Film américain de Scarlett Johansson (2025), avec June Squibb, Erin Kellyman, Chiwetel Ejiofor, Jessica Hecht, Greg Kaston, Will Price, Rita Zohar, Cole Tristan Murphy, Michael Everett Johnson, Marcha Kia, Luis Castro de Leon, Zach Fike Hodges, Elaine Bromka… 1h38. Sortie le 19 novembre 2025.
Rita Zohar et June Squibb
Il est toujours intéressant d’observer le passage derrière la caméra de celles et ceux qui ont l’habitude d’être devant. Scarlett Johansson a choisi pour personnage principal de son premier long métrage une nonagénaire installée en Floride avec sa meilleure amie que la mort de celle-ci conduit à repartir à New York où vivent sa fille et son petit-fils. Là, elle intègre une association culturelle juive et partage ses souvenirs au sein d’un groupe de parole où elle sympathise avec une apprentie-journaliste qui entend recueillir son témoignage. Mais les apparences sont parfois trompeuses et la fantasque Eleanor n’est pas exactement celle qu’elle prétend être pour ne plus être invisibilisée. Sujet ô combien délicat servi par une personnalité aussi digne qu’excentrique qu’interprète la plus improbable des inconnues, June Squibb, laquelle doit l’essentiel de sa notoriété aux deux rôles que lui a confié Alexander Payne dans Monsieur Schmidt (2002) et Nebraska (2013) pour lequel elle a été nommée à l’Oscar du meilleur second rôle féminin. Elle se révèle impeccable dans le rôle de cette forte tête qui refuse d’aller dans une résidence pour personnes âgées, mais s’accommode volontiers de quelques écarts avec la vérité, moins pour s’approprier une histoire qui n’est pas la sienne que par besoin de transmettre le vécu de cette amie rencontrée en 1953. Après tout, ses confessions sont authentiques. À travers ce sujet, Scarlett Johansson questionne la notion de vérité avec une rare subtilité à partir du premier scénario jamais écrit par Tory Kamen qui s’inspire de sa grand-mère. La comédienne choisit par ailleurs de ne pas apparaître à l’écran pour se concentrer intégralement sur la mise en scène, en accordant une place prépondérante à la direction d’acteurs.
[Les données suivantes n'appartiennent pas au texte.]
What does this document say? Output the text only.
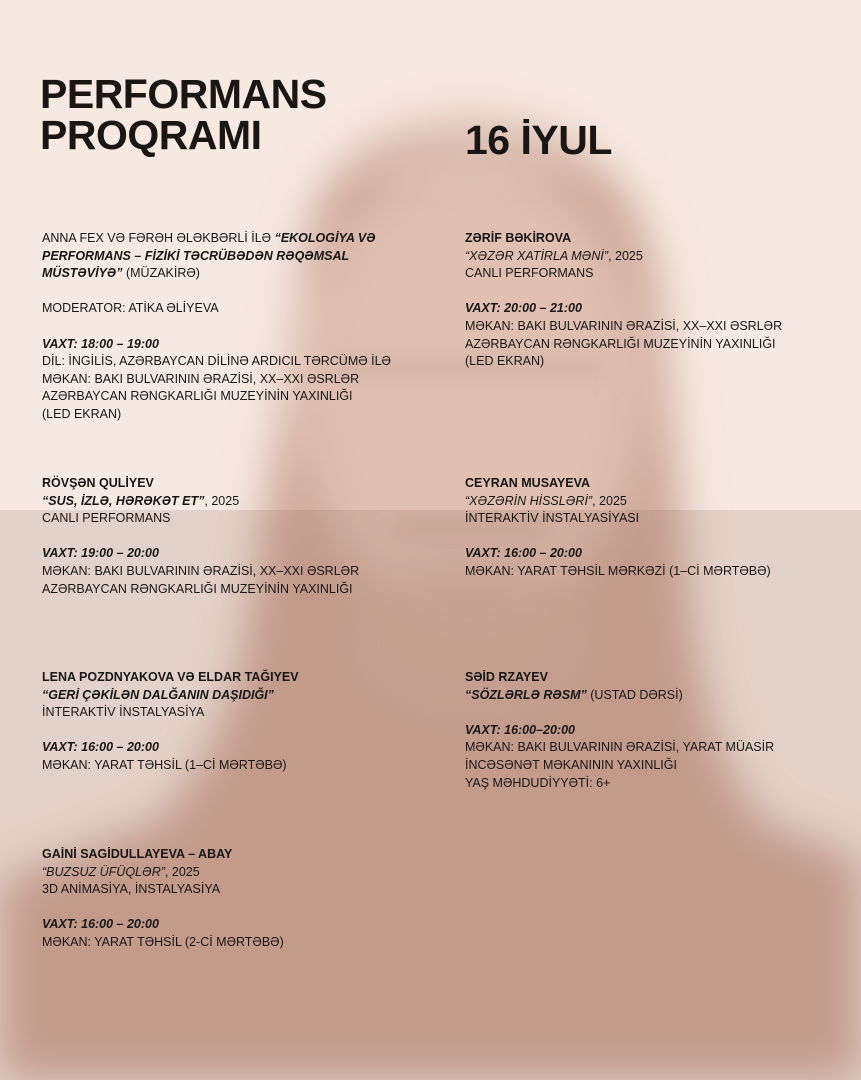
PERFORMANS
PROQRAMI	16 İYUL

ANNA FEX VƏ FƏRƏH ƏLƏKBƏRLİ İLƏ “EKOLOGİYA VƏ

PERFORMANS – FİZİKİ TƏCRÜBƏDƏN RƏQƏMSAL

MÜSTƏVİYƏ” (MÜZAKİRƏ)

MODERATOR: ATİKA ƏLİYEVA

VAXT: 18:00 – 19:00

DİL: İNGİLİS, AZƏRBAYCAN DİLİNƏ ARDICIL TƏRCÜMƏ İLƏ

MƏKAN: BAKI BULVARININ ƏRAZİSİ, XX–XXI ƏSRLƏR

AZƏRBAYCAN RƏNGKARLIĞI MUZEYİNİN YAXINLIĞI

(LED EKRAN)

ZƏRİF BƏKİROVA

“XƏZƏR XATİRLA MƏNİ”, 2025

CANLI PERFORMANS

VAXT: 20:00 – 21:00

MƏKAN: BAKI BULVARININ ƏRAZİSİ, XX–XXI ƏSRLƏR

AZƏRBAYCAN RƏNGKARLIĞI MUZEYİNİN YAXINLIĞI

(LED EKRAN)

RÖVŞƏN QULİYEV

“SUS, İZLƏ, HƏRƏKƏT ET”, 2025

CANLI PERFORMANS

VAXT: 19:00 – 20:00

MƏKAN: BAKI BULVARININ ƏRAZİSİ, XX–XXI ƏSRLƏR

AZƏRBAYCAN RƏNGKARLIĞI MUZEYİNİN YAXINLIĞI

CEYRAN MUSAYEVA

“XƏZƏRİN HİSSLƏRİ”, 2025

İNTERAKTİV İNSTALYASİYASI

VAXT: 16:00 – 20:00

MƏKAN: YARAT TƏHSİL MƏRKƏZİ (1–Cİ MƏRTƏBƏ)

LENA POZDNYAKOVA VƏ ELDAR TAĞIYEV

“GERİ ÇƏKİLƏN DALĞANIN DAŞIDIĞI”

İNTERAKTİV İNSTALYASİYA

VAXT: 16:00 – 20:00

MƏKAN: YARAT TƏHSİL (1–Cİ MƏRTƏBƏ)

SƏİD RZAYEV

“SÖZLƏRLƏ RƏSM” (USTAD DƏRSİ)

VAXT: 16:00–20:00

MƏKAN: BAKI BULVARININ ƏRAZİSİ, YARAT MÜASİR

İNCƏSƏNƏT MƏKANININ YAXINLIĞI

YAŞ MƏHDUDİYYƏTİ: 6+

GAİNİ SAGİDULLAYEVA – ABAY

“BUZSUZ ÜFÜQLƏR”, 2025

3D ANİMASİYA, İNSTALYASİYA

VAXT: 16:00 – 20:00

MƏKAN: YARAT TƏHSİL (2-Cİ MƏRTƏBƏ)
June Squibb et Erin Kellyman
De prime abord expansive et fantasque (il faut la voir au supermarché avec son amie de toujours qui est son double inversé), Eleanor n’exprime le chagrin que lui a causé la disparition de sa complice qu’en perpétuant sa mémoire. Geste louable qui prend toutefois des proportions démesurées lorsqu’il s’agit de témoigner à sa place d’événements qu’elle l’a si souvent entendu relater qu’elle les a en quelque sorte intégrés à sa propre mémoire. Cette attitude jugée répréhensible sur la forme constitue en fait aussi une manifestation du devoir mémoire qui confère au film une importance particulière et dépasse largement son propos de départ en la personne de cette étudiante attirée par une vieille dame indigne qui va en quelque sorte trahir sa confiance, alors qu’elle-même lutte pour obtenir la reconnaissance de son père, présentateur de talk-show de renom, afin de cicatriser définitivement de la perte traumatisante de sa mère. Cet entrelacs psychologique fonctionne essentiellement grâce au casting et à l’interprétation, tout à la fois singuliers et habilement exploités, à l’instar de cette jeune femme au visage constellé de tâches de rousseur qu’incarne Erin Kellyman dans une composition d’autant plus remarquable que cette actrice britannique a tout de même… 38 ans ! Un choix qui témoigne tout à la fois de l’inspiration et de l’expérience de Scarlett Johansson qui n’est visiblement pas devenue réalisatrice par coquetterie ou plan de carrière, mais par besoin de se frotter à un nouveau moyen d’expression dans un cinéma américain où l’indépendance reste une vertu convoitée.